Some critics may say that New York has lost its touch when it comes to being a fashion capital, but this past week of runway shows has done everything to prove them wrong. While there have been a few fashion weeks since the pandemic, this one felt like a true return. Kim Jones celebrated the 25th anniversary of the Fendi Baguette with a jaw-drop-worthy show and a joyous collab with Marc Jacobs. Internet-loved brands like Luar and Mirror Palais made their runway debuts and reminded everyone why fashion is worth believing in. Anne Hathaway brought back her signature outfit from The Devil Wears Prada front row at Michael Kors because she simply knows the power she holds. And those are just a few standout moments this past week has brought to the sartorial world. If you haven't been keeping up, you're in for a treat.
In terms of trends, there was a sensual mood among the collections, as fabrics were often dainty and sheer. See-through tops and skirts dominated the runways of shows such as Maryam Nassir Zadeh, Tory Burch, and LaQuan Smith. But while skin may be in, there were also a few trends offering a rebuttal. Think floor-sweeping hemlines, powerfully voluminous gowns, and various types of layering—double skirts catching our attention the most. The "ultra-femme" aesthetic also continues to pull its weight via icy pastels, lace, and liquified sequins.
There are still three more cities to go, and expectations are now higher than ever. To give you a taste of the magic we saw on the runways, we're sharing the top trends to know from New York Fashion Week below.

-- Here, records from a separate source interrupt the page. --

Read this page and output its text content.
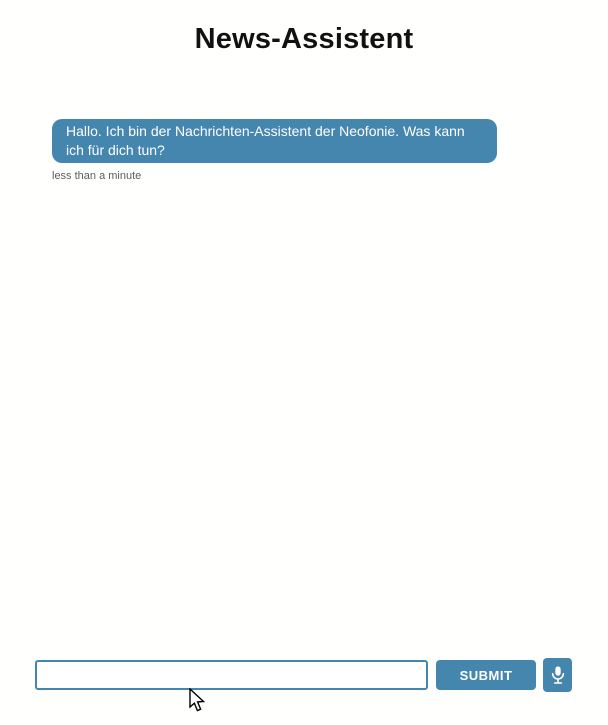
News-Assistent
Hallo. Ich bin der Nachrichten-Assistent der Neofonie. Was kann ich für dich tun?
less than a minute
SUBMIT
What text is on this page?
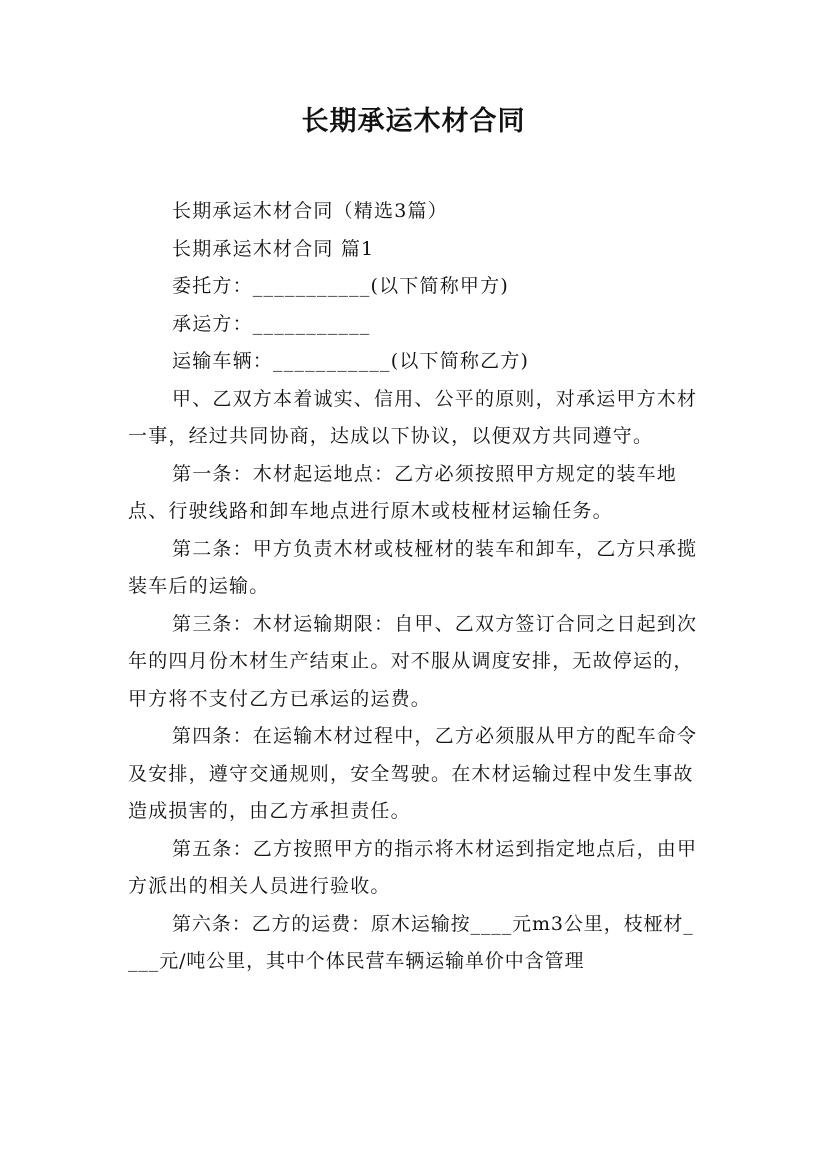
长期承运木材合同

长期承运木材合同（精选3篇）

长期承运木材合同 篇1

委托方：___________(以下简称甲方)

承运方：___________

运输车辆：___________(以下简称乙方)

甲、乙双方本着诚实、信用、公平的原则，对承运甲方木材一事，经过共同协商，达成以下协议，以便双方共同遵守。

第一条：木材起运地点：乙方必须按照甲方规定的装车地点、行驶线路和卸车地点进行原木或枝桠材运输任务。

第二条：甲方负责木材或枝桠材的装车和卸车，乙方只承揽装车后的运输。

第三条：木材运输期限：自甲、乙双方签订合同之日起到次年的四月份木材生产结束止。对不服从调度安排，无故停运的，甲方将不支付乙方已承运的运费。

第四条：在运输木材过程中，乙方必须服从甲方的配车命令及安排，遵守交通规则，安全驾驶。在木材运输过程中发生事故造成损害的，由乙方承担责任。

第五条：乙方按照甲方的指示将木材运到指定地点后，由甲方派出的相关人员进行验收。

第六条：乙方的运费：原木运输按____元m3公里，枝桠材____元/吨公里，其中个体民营车辆运输单价中含管理
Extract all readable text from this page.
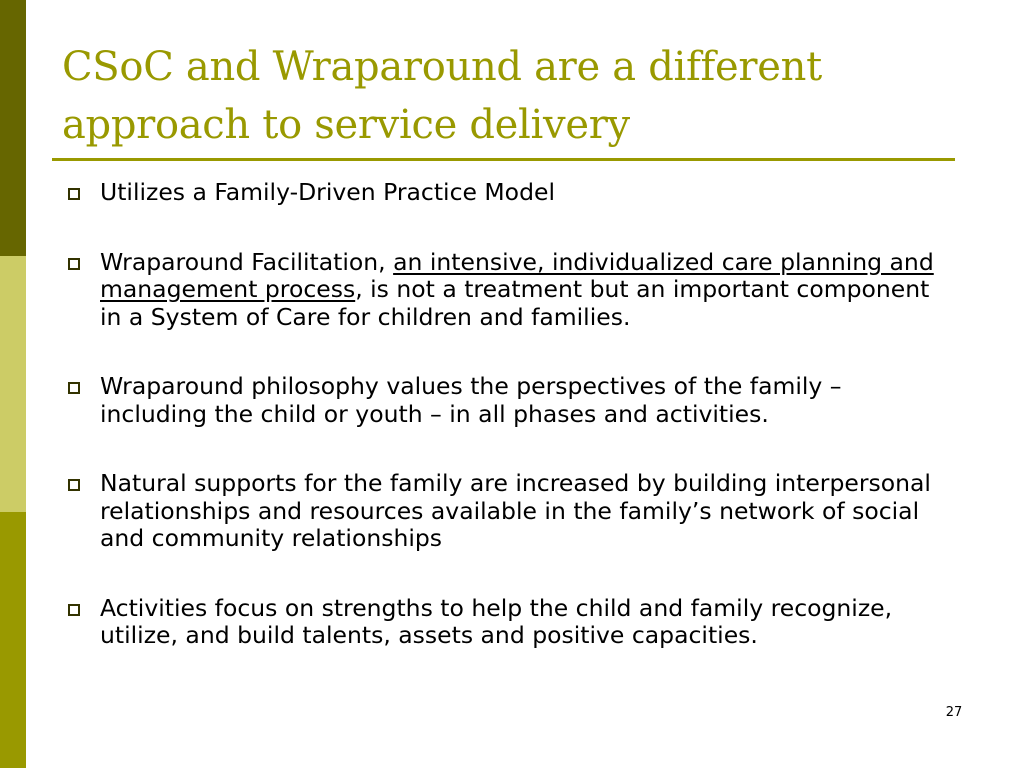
CSoC and Wraparound are a different approach to service delivery
Utilizes a Family-Driven Practice Model
Wraparound Facilitation, an intensive, individualized care planning and management process, is not a treatment but an important component in a System of Care for children and families.
Wraparound philosophy values the perspectives of the family – including the child or youth – in all phases and activities.
Natural supports for the family are increased by building interpersonal relationships and resources available in the family’s network of social and community relationships
Activities focus on strengths to help the child and family recognize, utilize, and build talents, assets and positive capacities.
27
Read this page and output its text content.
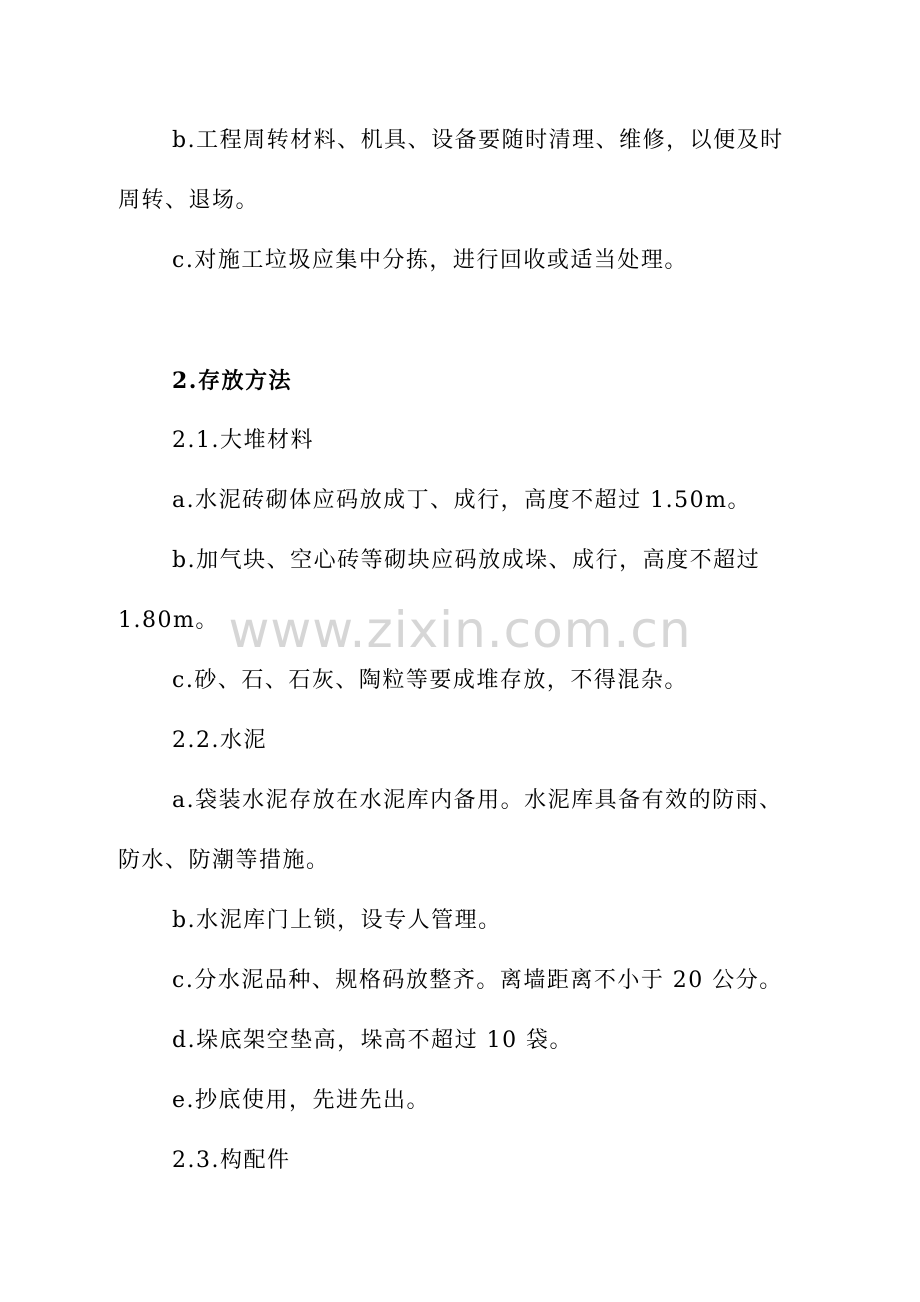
www.zixin.com.cn
b.工程周转材料、机具、设备要随时清理、维修，以便及时
周转、退场。
c.对施工垃圾应集中分拣，进行回收或适当处理。
2.存放方法
2.1.大堆材料
a.水泥砖砌体应码放成丁、成行，高度不超过 1.50m。
b.加气块、空心砖等砌块应码放成垛、成行，高度不超过
1.80m。
c.砂、石、石灰、陶粒等要成堆存放，不得混杂。
2.2.水泥
a.袋装水泥存放在水泥库内备用。水泥库具备有效的防雨、
防水、防潮等措施。
b.水泥库门上锁，设专人管理。
c.分水泥品种、规格码放整齐。离墙距离不小于 20 公分。
d.垛底架空垫高，垛高不超过 10 袋。
e.抄底使用，先进先出。
2.3.构配件
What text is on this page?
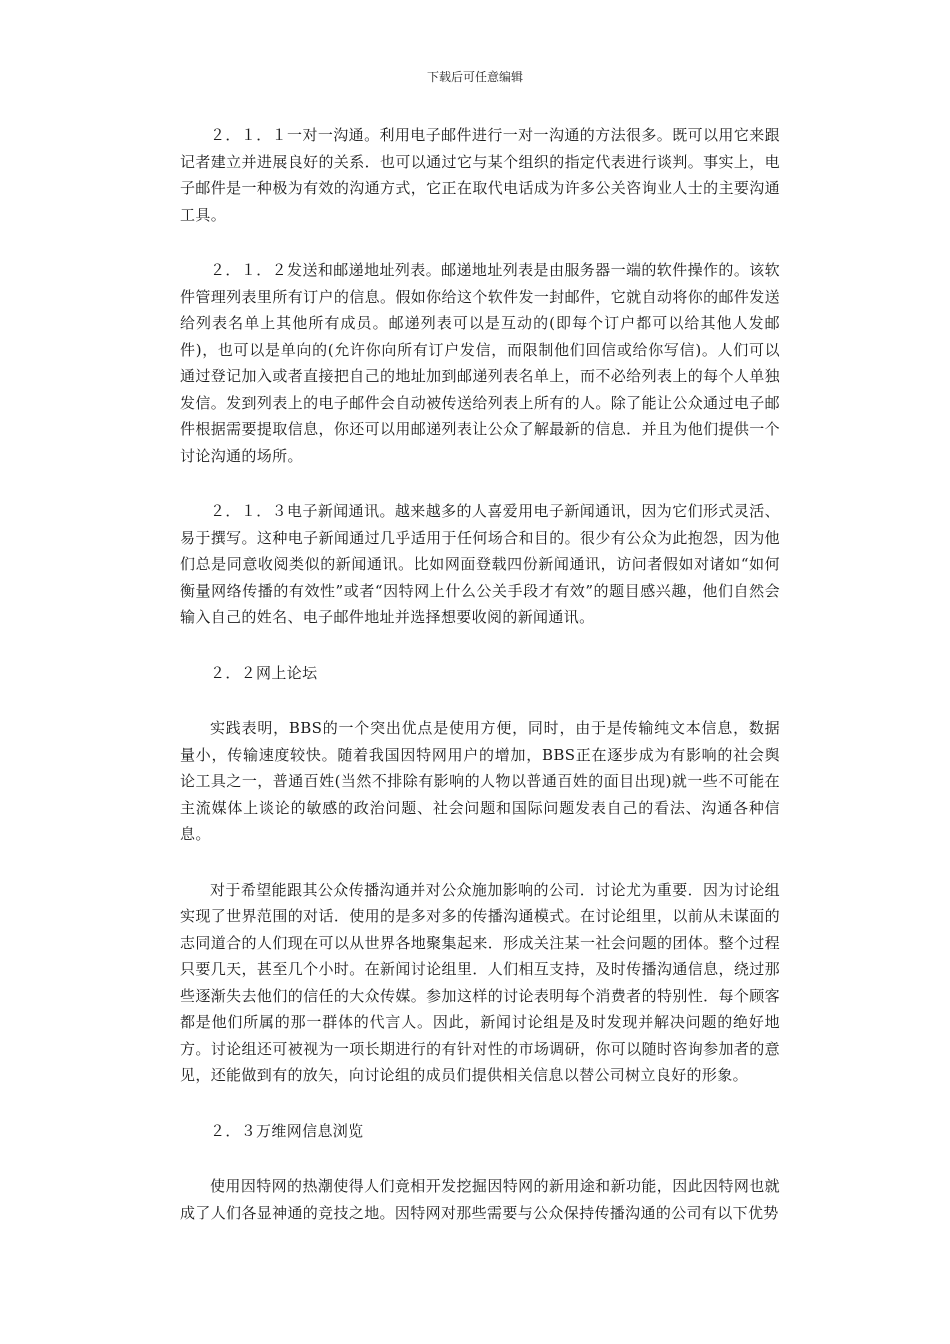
下载后可任意编辑

２．１．１一对一沟通。利用电子邮件进行一对一沟通的方法很多。既可以用它来跟记者建立并进展良好的关系．也可以通过它与某个组织的指定代表进行谈判。事实上，电子邮件是一种极为有效的沟通方式，它正在取代电话成为许多公关咨询业人士的主要沟通工具。

２．１．２发送和邮递地址列表。邮递地址列表是由服务器一端的软件操作的。该软件管理列表里所有订户的信息。假如你给这个软件发一封邮件，它就自动将你的邮件发送给列表名单上其他所有成员。邮递列表可以是互动的(即每个订户都可以给其他人发邮件)，也可以是单向的(允许你向所有订户发信，而限制他们回信或给你写信)。人们可以通过登记加入或者直接把自己的地址加到邮递列表名单上，而不必给列表上的每个人单独发信。发到列表上的电子邮件会自动被传送给列表上所有的人。除了能让公众通过电子邮件根据需要提取信息，你还可以用邮递列表让公众了解最新的信息．并且为他们提供一个讨论沟通的场所。

２．１．３电子新闻通讯。越来越多的人喜爱用电子新闻通讯，因为它们形式灵活、易于撰写。这种电子新闻通过几乎适用于任何场合和目的。很少有公众为此抱怨，因为他们总是同意收阅类似的新闻通讯。比如网面登载四份新闻通讯，访问者假如对诸如“如何衡量网络传播的有效性”或者“因特网上什么公关手段才有效”的题目感兴趣，他们自然会输入自己的姓名、电子邮件地址并选择想要收阅的新闻通讯。

２．２网上论坛

实践表明，BBS的一个突出优点是使用方便，同时，由于是传输纯文本信息，数据量小，传输速度较快。随着我国因特网用户的增加，BBS正在逐步成为有影响的社会舆论工具之一，普通百姓(当然不排除有影响的人物以普通百姓的面目出现)就一些不可能在主流媒体上谈论的敏感的政治问题、社会问题和国际问题发表自己的看法、沟通各种信息。

对于希望能跟其公众传播沟通并对公众施加影响的公司．讨论尤为重要．因为讨论组实现了世界范围的对话．使用的是多对多的传播沟通模式。在讨论组里，以前从未谋面的志同道合的人们现在可以从世界各地聚集起来．形成关注某一社会问题的团体。整个过程只要几天，甚至几个小时。在新闻讨论组里．人们相互支持，及时传播沟通信息，绕过那些逐渐失去他们的信任的大众传媒。参加这样的讨论表明每个消费者的特别性．每个顾客都是他们所属的那一群体的代言人。因此，新闻讨论组是及时发现并解决问题的绝好地方。讨论组还可被视为一项长期进行的有针对性的市场调研，你可以随时咨询参加者的意见，还能做到有的放矢，向讨论组的成员们提供相关信息以替公司树立良好的形象。

２．３万维网信息浏览

使用因特网的热潮使得人们竟相开发挖掘因特网的新用途和新功能，因此因特网也就成了人们各显神通的竞技之地。因特网对那些需要与公众保持传播沟通的公司有以下优势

Photo:Courtesy of Tory Burch, LaQuan Smith, Tibi, and Brandon Maxwell
Instead of your average Easter pastels for spring, icy lavenders and blues were the top color trends in the collections. Brandon Maxwell took the plunge with the theme, curating every look around the color scheme and having the entire room designed a lovely shade of lavender.
Photo:Courtesy of Bevza, Mirror Palais, Sandy Liang, and Victor Glemaud
Sheer fabrics were spotted heavily throughout the collections from Bevza to Sandy Liang. If you're wondering which look led to multiple jaw-drops from WWW editors, it was the Mirror Palais bridal-esque look. While many of the looks featuring this trend were minimal in styling to not take away from the It factor, there's a lot to experiment with here when bringing it to your own wardrobe.
Photo:Courtesy of Bevza, Ulla Johnson, Alejandra Alonso Rojas, and Maryam Nassir Zadeh
To our delight, craftcore took a more pared-back approach this season. Instead of the usual heavy dose of multicolor prints and patterns, opt for crochet pieces that can be easily worn with other pieces in your wardrobe.
Photo:Courtesy of Khaite, Sandy Liang, Aliette, and Tibi
Dropped waists are not anything new, but something about the way it was done this season made the silhouette look less intimidating and more wearable.
Photo:Courtesy of Proenza Schouler, PatBo, Jonathan Simkhai, and Michael Kors
Fringe always seems to be a cheerful trend we see in the springtime, but this time around, it was more elevated and sexy. After always seeing tons of colorful fringe on the market, the 2023 take is a breath of fresh air. Think fringe trims attached to luxe-looking basics and sleek dresses.
Photo:Courtesy of MNZ, Sandy Liang, Proenza Schouler, and Tory Burch
We saw a touch of double-layered skirts at Bottega Veneta this past year, but the trend has received full support from Sandy Liang, Proenza Schouler, and more. Think of the layering everyone used to do in the 2000s except with a gentler and more subdued take.
Photo:Courtesy of Khaite, Ulla Johnson, Proenza Schouler, and Carolina Herrera
You may have been avoiding the bubble hem for quite some time, but the way it was effortlessly done this season is one you can't avoid any longer. It's been a slow burn, but this is the most we've seen of the style yet. Gone are the days of the eyesore Y2K skirts we once remember. Proenza Schouler and Khaite brought an edge to the usual "feminine" silhouette, while Ulla Johnson and Carolina Herrera brought unexpected sophistication to their looks.